Krey thought “Missing Figures” would be the first small step toward maturing the group's sound. But the E.P. generated a lot of interest in the band, which plays throughout the Northeast and builds tours around festival appearances.
“People wanted to hear more, and we didn’t want to give them our first album, it just isn’t representative of what we sound like now,” Krey says.
So the original plan to work slowly and craft a series of four E.P.s got tossed and the band settled into Q Division studio in Somerville and made the full-length “The Goddess” album.
Krey’s pop sensibilities_ big hooks, dramatic sweep_ come through in songs ranging from the rambunctious “Best Dressed” to the driven “Ocean Skip Away.” But the twang and pluck give the songs an enduring texture.
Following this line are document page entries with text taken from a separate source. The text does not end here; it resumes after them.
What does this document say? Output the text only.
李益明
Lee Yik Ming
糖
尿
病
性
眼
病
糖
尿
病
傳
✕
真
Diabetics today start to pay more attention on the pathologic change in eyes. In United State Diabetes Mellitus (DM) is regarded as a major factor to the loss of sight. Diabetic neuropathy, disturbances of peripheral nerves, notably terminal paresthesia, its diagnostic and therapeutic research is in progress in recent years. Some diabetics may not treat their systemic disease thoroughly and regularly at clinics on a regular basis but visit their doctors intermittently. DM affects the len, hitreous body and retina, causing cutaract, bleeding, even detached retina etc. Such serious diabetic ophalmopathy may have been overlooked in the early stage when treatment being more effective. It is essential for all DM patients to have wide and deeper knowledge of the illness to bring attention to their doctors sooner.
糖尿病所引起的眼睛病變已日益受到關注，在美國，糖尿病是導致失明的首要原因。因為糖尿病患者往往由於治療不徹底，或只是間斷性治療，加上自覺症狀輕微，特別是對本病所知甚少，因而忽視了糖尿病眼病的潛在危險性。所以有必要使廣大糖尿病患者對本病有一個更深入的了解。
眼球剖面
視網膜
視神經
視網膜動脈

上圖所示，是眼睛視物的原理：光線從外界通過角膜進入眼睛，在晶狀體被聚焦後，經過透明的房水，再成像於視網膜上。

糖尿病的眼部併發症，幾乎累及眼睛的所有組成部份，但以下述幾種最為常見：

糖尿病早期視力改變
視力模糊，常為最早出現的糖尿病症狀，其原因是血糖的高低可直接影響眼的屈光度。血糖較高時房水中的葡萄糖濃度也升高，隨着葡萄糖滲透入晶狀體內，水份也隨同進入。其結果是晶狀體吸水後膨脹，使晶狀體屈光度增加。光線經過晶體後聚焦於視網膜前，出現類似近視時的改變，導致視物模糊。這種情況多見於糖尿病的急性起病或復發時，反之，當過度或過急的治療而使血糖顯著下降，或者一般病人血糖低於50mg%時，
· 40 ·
“It’s been a maturing process,” Krey says. “The band went through puberty finally.”
“The Goddess” paved the way for McAlister Drive to earn an invite to the prestigious Folk Alliance conference happening this year in Toronto. After that the band will tour the South and head to the South By Southwest music conference in Austin.
There are also a bunch of shows booked around Boston and New York City.
But Krey enjoys playing at Wachusett, saying his loyalty is rooted in the days spent skiing the Wah as a kid.
“I like that room,” Krey says of the Coppertop. “It’s got a nice grassroots feel to it and people check out the music. It’s not like playing at a ski resort where the people are just out to get a drink.”